KRA Commissioner General Githii Mburu. FILE PHOTO | NMG

What you need to know:

  • The taxman revealed that a deal was being hammered by Thursday evening to provide “an amicable road map” for settling the dispute.
  • Keroche chief executive and co-founder Tabitha Karanja had earlier confirmed the KRA meeting.
  • Keroche has requested the KRA to grant it a grace period of 18 months to clear taxes in arrears while paying the current ones as they fall due.

The Kenya Revenue Authority (KRA) has signalled concessions for Keroche Breweries after day-long negotiations with the owners of the embattled firm on Thursday over a disputed Sh22.79 billion tax bill.

The taxman revealed that a deal was being hammered by Thursday evening to provide “an amicable road map” for settling the dispute.

“We have had day-long discussions and we have made good progress,” KRA Commissioner-General Githii Mburu told the Business Daily on the phone last evening.

Mr Mburu said further talks are expected to yield a deal, paving the way for Keroche to pay tax arrears under the negotiated agreement in exchange for the opening of the brewer’s factory.

"We will put this into an implementable agreement and I have a firm conviction that we will have an amicable solution. The teams have agreed to go and look at the documents [on a new deal] before we can make it public," Mr Mburu said without divulging additional details.

He remained tight-lipped on the concessions made by the two parties following the talks.

Keroche chief executive and co-founder Tabitha Karanja had earlier confirmed the KRA meeting.

"Yes, they [KRA] have invited us," she told the Business Daily on Thursday morning.

The meeting was expected to chart the way forward amid the raging tax dispute, she added.

2m litres

Keroche has requested the KRA to grant it a grace period of 18 months to clear taxes in arrears while paying the current ones as they fall due.

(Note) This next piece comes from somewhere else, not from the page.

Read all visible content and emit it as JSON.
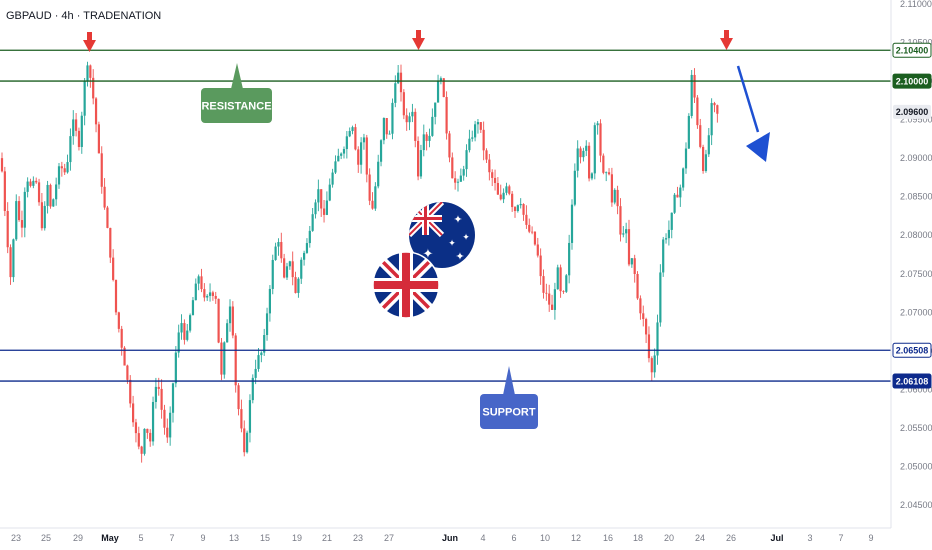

It has also appealed to the KRA to allow the reopening of its plant in Naivasha to prevent huge losses and lift the agency notices with the 36 banks, which demanded the lenders wire cash from the Keroche accounts to the taxman’s bankers.

Keroche said it had over two million litres of beer worth about Sh512 million in its storage with a fixed maintenance cost of Sh30 million per month.

"If nothing is done in the next seven days, we will be forced to drain down all the beer and lay down over 250 direct employees and thousands within our nationwide distribution network," the company had said.

Excise duty

The brewer earlier on Wednesday said it was unable to honour an earlier payment plan due to frequent disruptions from the taxman.

The statement was in response to the KRA’s blow-by-blow account of the 16-year-long battle with Keroche, including details of unpaid corporate tax, excise duty, VAT and penalties of Sh3.02 billion.

The KRA accuses Keroche of defaulting on agreed plans to clear the tax arrears, including a deal to pay half a billion shillings monthly from December to clear part of tax arrears amounting to Sh4.49 billion.

The finances of Keroche, a private company, are not publicly available but it is expected to struggle to raise the billions of shillings if the revenue authority has its way, placing the brewer’s assets and those of its shareholders at risk.

25 years

The taxman also imposed a freeze barring 36 banks from dealing with the 25-year-old family-owned brewer famous for its Summit Lager and Summit Malt beers.